The medium is never, ever as important as the concept. I've worked in most classical mediums; bronze, clays of all kinds, wood, metals, stone, papier mache, resins, plaster, pencil drawings, paintings, photography, collage. I've used a few quirky ones; toys, food, rubber, wire, bones, tools, motors, gears, crayons and marshmallows (which are not food). Neither is Cool Whip, though I have an affinity for it...
I had someone tell me once that no one would ever take my art seriously as long as I used polymer clays.
I've sold pieces made of polymer clays for 10K and more.
I tend to think that someone who will invest that in a piece of art is quite serious.
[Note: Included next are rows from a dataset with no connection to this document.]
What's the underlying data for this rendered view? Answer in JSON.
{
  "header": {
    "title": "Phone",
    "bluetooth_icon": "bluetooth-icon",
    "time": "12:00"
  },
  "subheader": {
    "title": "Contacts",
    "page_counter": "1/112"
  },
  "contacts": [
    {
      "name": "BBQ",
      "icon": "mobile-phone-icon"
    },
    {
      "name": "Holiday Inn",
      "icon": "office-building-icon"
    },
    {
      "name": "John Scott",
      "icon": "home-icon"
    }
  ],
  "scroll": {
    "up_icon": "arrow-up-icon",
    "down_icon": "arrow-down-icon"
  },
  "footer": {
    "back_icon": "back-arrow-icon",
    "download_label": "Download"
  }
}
Now, this is important: Choose well. If you are creating an exhibit for its own sake, go hog wild. Use Crisco if you like. (I wouldn't recommend that here, in the desert sun). But if you are creating a piece of art that might find its way into a collection, make it to last. That doesn't mean it has to be stone or marble. It means that whatever medium you use should be treated appropriately--e.g. If you use papier mache, use strong armature, dry it completely, and seal it well to preserve it.
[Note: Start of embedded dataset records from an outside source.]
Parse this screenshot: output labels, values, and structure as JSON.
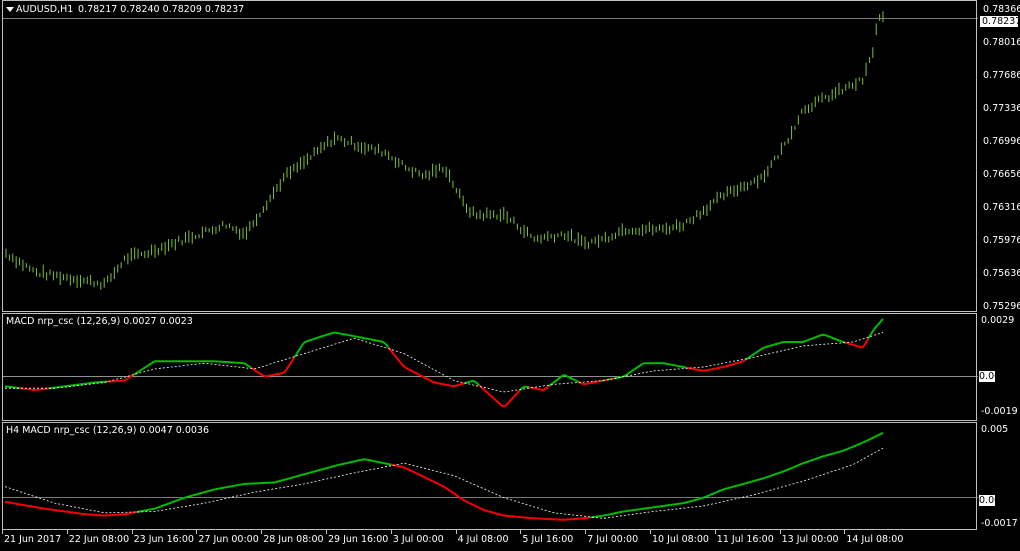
{
  "main_pane": {
    "symbol": "AUDUSD,H1",
    "ohlc": "0.78217 0.78240 0.78209 0.78237",
    "current_price": "0.78237",
    "price_ticks": [
      "0.78366",
      "0.78016",
      "0.77686",
      "0.77336",
      "0.76996",
      "0.76656",
      "0.76316",
      "0.75976",
      "0.75636",
      "0.75296"
    ],
    "bar_color": "#7fbf3f"
  },
  "macd_pane": {
    "title": "MACD nrp_csc (12,26,9) 0.0027 0.0023",
    "ticks": [
      "0.0029",
      "0.00",
      "-0.0019"
    ],
    "zero_label": "0.00",
    "up_color": "#00c000",
    "down_color": "#ff0000"
  },
  "h4_pane": {
    "title": "H4 MACD nrp_csc (12,26,9) 0.0047 0.0036",
    "ticks": [
      "0.005",
      "0.00",
      "-0.0017"
    ],
    "zero_label": "0.00"
  },
  "time_axis": [
    "21 Jun 2017",
    "22 Jun 08:00",
    "23 Jun 16:00",
    "27 Jun 00:00",
    "28 Jun 08:00",
    "29 Jun 16:00",
    "3 Jul 00:00",
    "4 Jul 08:00",
    "5 Jul 16:00",
    "7 Jul 00:00",
    "10 Jul 08:00",
    "11 Jul 16:00",
    "13 Jul 00:00",
    "14 Jul 08:00"
  ],
  "chart_data": [
    {
      "type": "bar",
      "title": "AUDUSD,H1",
      "ylim": [
        0.752,
        0.784
      ],
      "close_profile_x": [
        0,
        0.03,
        0.06,
        0.1,
        0.12,
        0.14,
        0.18,
        0.22,
        0.24,
        0.28,
        0.3,
        0.33,
        0.36,
        0.38,
        0.4,
        0.42,
        0.44,
        0.46,
        0.47,
        0.5,
        0.53,
        0.56,
        0.58,
        0.6,
        0.62,
        0.64,
        0.66,
        0.68,
        0.7,
        0.72,
        0.74,
        0.76,
        0.78,
        0.8,
        0.82,
        0.84,
        0.86,
        0.87,
        0.875,
        0.88
      ],
      "close_profile_y": [
        0.758,
        0.756,
        0.7555,
        0.7548,
        0.7575,
        0.758,
        0.7595,
        0.761,
        0.76,
        0.766,
        0.7675,
        0.77,
        0.769,
        0.7685,
        0.767,
        0.766,
        0.767,
        0.763,
        0.762,
        0.762,
        0.7595,
        0.76,
        0.759,
        0.7595,
        0.7605,
        0.7605,
        0.7605,
        0.761,
        0.7625,
        0.764,
        0.765,
        0.766,
        0.769,
        0.773,
        0.774,
        0.775,
        0.776,
        0.779,
        0.7825,
        0.7824
      ]
    },
    {
      "type": "line",
      "title": "MACD nrp_csc (12,26,9)",
      "ylim": [
        -0.0022,
        0.0031
      ],
      "series": [
        {
          "name": "MACD",
          "x": [
            0,
            0.03,
            0.06,
            0.09,
            0.12,
            0.15,
            0.18,
            0.21,
            0.24,
            0.26,
            0.28,
            0.3,
            0.33,
            0.36,
            0.38,
            0.4,
            0.43,
            0.45,
            0.47,
            0.5,
            0.52,
            0.54,
            0.56,
            0.58,
            0.6,
            0.62,
            0.64,
            0.66,
            0.68,
            0.7,
            0.72,
            0.74,
            0.76,
            0.78,
            0.8,
            0.82,
            0.84,
            0.86,
            0.87,
            0.88
          ],
          "values": [
            -0.0005,
            -0.0007,
            -0.0005,
            -0.0003,
            -0.0002,
            0.0008,
            0.0008,
            0.0008,
            0.0007,
            0.0,
            0.0002,
            0.0018,
            0.0023,
            0.002,
            0.0018,
            0.0005,
            -0.0003,
            -0.0005,
            -0.0002,
            -0.0016,
            -0.0005,
            -0.0007,
            0.0001,
            -0.0004,
            -0.0002,
            0.0,
            0.0007,
            0.0007,
            0.0005,
            0.0003,
            0.0005,
            0.0008,
            0.0015,
            0.0018,
            0.0018,
            0.0022,
            0.0018,
            0.0015,
            0.0024,
            0.003
          ]
        },
        {
          "name": "Signal",
          "x": [
            0,
            0.05,
            0.1,
            0.15,
            0.2,
            0.25,
            0.3,
            0.35,
            0.4,
            0.45,
            0.5,
            0.55,
            0.6,
            0.65,
            0.7,
            0.75,
            0.8,
            0.85,
            0.88
          ],
          "values": [
            -0.0006,
            -0.0006,
            -0.0003,
            0.0004,
            0.0007,
            0.0004,
            0.0012,
            0.002,
            0.0012,
            -0.0002,
            -0.0008,
            -0.0004,
            -0.0002,
            0.0003,
            0.0005,
            0.001,
            0.0016,
            0.0018,
            0.0023
          ]
        }
      ]
    },
    {
      "type": "line",
      "title": "H4 MACD nrp_csc (12,26,9)",
      "ylim": [
        -0.0022,
        0.0052
      ],
      "series": [
        {
          "name": "MACD",
          "x": [
            0,
            0.04,
            0.08,
            0.1,
            0.12,
            0.15,
            0.18,
            0.21,
            0.24,
            0.27,
            0.3,
            0.33,
            0.36,
            0.38,
            0.4,
            0.42,
            0.44,
            0.46,
            0.48,
            0.5,
            0.53,
            0.56,
            0.58,
            0.6,
            0.62,
            0.65,
            0.68,
            0.7,
            0.72,
            0.74,
            0.76,
            0.78,
            0.8,
            0.82,
            0.84,
            0.86,
            0.88
          ],
          "values": [
            -0.0003,
            -0.0008,
            -0.0012,
            -0.0013,
            -0.0012,
            -0.0008,
            0.0,
            0.0006,
            0.001,
            0.0011,
            0.0017,
            0.0023,
            0.0028,
            0.0025,
            0.0022,
            0.0015,
            0.0008,
            -0.0002,
            -0.0009,
            -0.0013,
            -0.0015,
            -0.0016,
            -0.0015,
            -0.0013,
            -0.001,
            -0.0007,
            -0.0004,
            0.0,
            0.0006,
            0.001,
            0.0014,
            0.0019,
            0.0025,
            0.003,
            0.0034,
            0.004,
            0.0047
          ]
        },
        {
          "name": "Signal",
          "x": [
            0,
            0.05,
            0.1,
            0.15,
            0.2,
            0.25,
            0.3,
            0.35,
            0.4,
            0.45,
            0.5,
            0.55,
            0.6,
            0.65,
            0.7,
            0.75,
            0.8,
            0.85,
            0.88
          ],
          "values": [
            0.0008,
            -0.0004,
            -0.0011,
            -0.001,
            -0.0004,
            0.0004,
            0.001,
            0.0018,
            0.0025,
            0.0016,
            0.0,
            -0.0011,
            -0.0015,
            -0.001,
            -0.0006,
            0.0002,
            0.0012,
            0.0024,
            0.0036
          ]
        }
      ]
    }
  ]
}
I can't say enough good things about paper as a medium. It is cheap---it can even be free. It is versatile beyond belief. And, if treated properly, it can last an amazingly long time. In ancient China, papier mache was used to build homes, and BOATS. I'll see if I can find some good links for you.
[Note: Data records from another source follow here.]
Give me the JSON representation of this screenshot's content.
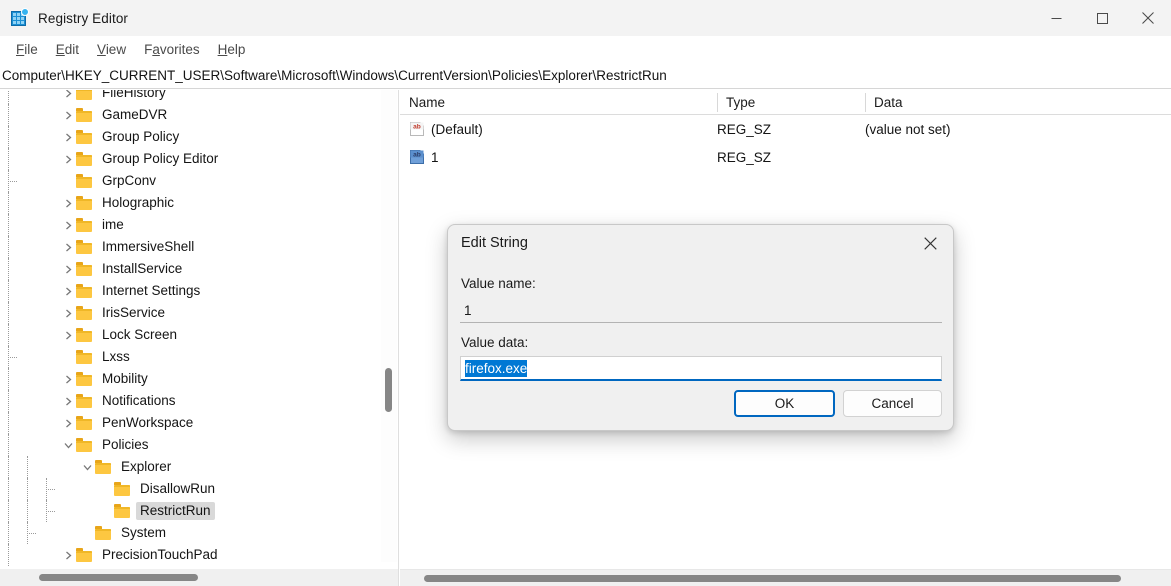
{
  "window": {
    "title": "Registry Editor",
    "icon": "registry-editor-icon",
    "controls": {
      "minimize": "minimize-icon",
      "maximize": "maximize-icon",
      "close": "close-icon"
    }
  },
  "menubar": {
    "items": [
      {
        "label": "File",
        "accel": "F"
      },
      {
        "label": "Edit",
        "accel": "E"
      },
      {
        "label": "View",
        "accel": "V"
      },
      {
        "label": "Favorites",
        "accel": "a"
      },
      {
        "label": "Help",
        "accel": "H"
      }
    ]
  },
  "address": {
    "path": "Computer\\HKEY_CURRENT_USER\\Software\\Microsoft\\Windows\\CurrentVersion\\Policies\\Explorer\\RestrictRun"
  },
  "tree": {
    "items": [
      {
        "label": "FileHistory",
        "indent": 1,
        "expander": "collapsed",
        "selected": false
      },
      {
        "label": "GameDVR",
        "indent": 1,
        "expander": "collapsed",
        "selected": false
      },
      {
        "label": "Group Policy",
        "indent": 1,
        "expander": "collapsed",
        "selected": false
      },
      {
        "label": "Group Policy Editor",
        "indent": 1,
        "expander": "collapsed",
        "selected": false
      },
      {
        "label": "GrpConv",
        "indent": 1,
        "expander": "none",
        "selected": false
      },
      {
        "label": "Holographic",
        "indent": 1,
        "expander": "collapsed",
        "selected": false
      },
      {
        "label": "ime",
        "indent": 1,
        "expander": "collapsed",
        "selected": false
      },
      {
        "label": "ImmersiveShell",
        "indent": 1,
        "expander": "collapsed",
        "selected": false
      },
      {
        "label": "InstallService",
        "indent": 1,
        "expander": "collapsed",
        "selected": false
      },
      {
        "label": "Internet Settings",
        "indent": 1,
        "expander": "collapsed",
        "selected": false
      },
      {
        "label": "IrisService",
        "indent": 1,
        "expander": "collapsed",
        "selected": false
      },
      {
        "label": "Lock Screen",
        "indent": 1,
        "expander": "collapsed",
        "selected": false
      },
      {
        "label": "Lxss",
        "indent": 1,
        "expander": "none",
        "selected": false
      },
      {
        "label": "Mobility",
        "indent": 1,
        "expander": "collapsed",
        "selected": false
      },
      {
        "label": "Notifications",
        "indent": 1,
        "expander": "collapsed",
        "selected": false
      },
      {
        "label": "PenWorkspace",
        "indent": 1,
        "expander": "collapsed",
        "selected": false
      },
      {
        "label": "Policies",
        "indent": 1,
        "expander": "expanded",
        "selected": false
      },
      {
        "label": "Explorer",
        "indent": 2,
        "expander": "expanded",
        "selected": false
      },
      {
        "label": "DisallowRun",
        "indent": 3,
        "expander": "none",
        "selected": false
      },
      {
        "label": "RestrictRun",
        "indent": 3,
        "expander": "none",
        "selected": true
      },
      {
        "label": "System",
        "indent": 2,
        "expander": "none",
        "selected": false
      },
      {
        "label": "PrecisionTouchPad",
        "indent": 1,
        "expander": "collapsed",
        "selected": false
      }
    ]
  },
  "values": {
    "columns": [
      {
        "key": "name",
        "label": "Name"
      },
      {
        "key": "type",
        "label": "Type"
      },
      {
        "key": "data",
        "label": "Data"
      }
    ],
    "rows": [
      {
        "icon": "string-value-icon",
        "name": "(Default)",
        "type": "REG_SZ",
        "data": "(value not set)",
        "selected": false
      },
      {
        "icon": "string-value-icon-selected",
        "name": "1",
        "type": "REG_SZ",
        "data": "",
        "selected": true
      }
    ]
  },
  "dialog": {
    "title": "Edit String",
    "close_icon": "close-icon",
    "value_name_label": "Value name:",
    "value_name": "1",
    "value_data_label": "Value data:",
    "value_data": "firefox.exe",
    "value_data_selected": true,
    "ok_label": "OK",
    "cancel_label": "Cancel"
  },
  "colors": {
    "accent": "#0067c0",
    "selection": "#0078d4",
    "folder": "#fdc741",
    "tree_selected_bg": "#d9d9d9",
    "titlebar_bg": "#f3f3f3",
    "dialog_bg": "#f0f0f0",
    "scrollbar_thumb": "#868686"
  }
}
Many years ago I visited the High Museum in Atlanta Georgia. I was just starting to think of myself as an artist and dreamed of exhibiting there one day. In the middle of the main exhibit floor was a sculpture whose title and creator have escaped me. But I remember the art quite well. It was a long velvet pillow, bunched in the center. (I learned this was to represent the female figure when I read the artist's statement). Resting on the pillow was a beautifully polished bronze sculpture of a turd.
Now, my point is that a highly regarded medium can be used to represent the lowliest of subjects, and vice versa. And, my dear, go visit some galleries---there are some really stinky bronzes out there. Pun intended.

As for having weak hands. You didn't mention that there was any medical condition. Hands are like any other part of the body. Strength comes with use. Lots of it.
Thanks for your comments. I wish you great success. Go out there, get inspired and make something.

1 comment:

Anonymous said...

There is a medical condition (muscular dystrophy), but you're right, that doesn't stop me from working with clay or paper. (I think I just had a fixed idea in my mind that proper sculptures have to be from wood, stone or plaster because that's the sort of material we were using in my introductory sculpture course--not stone, but the others yes-- and I had a really hard time in the class cuz I had to use power tools and build these huge things that I had trouble working with.)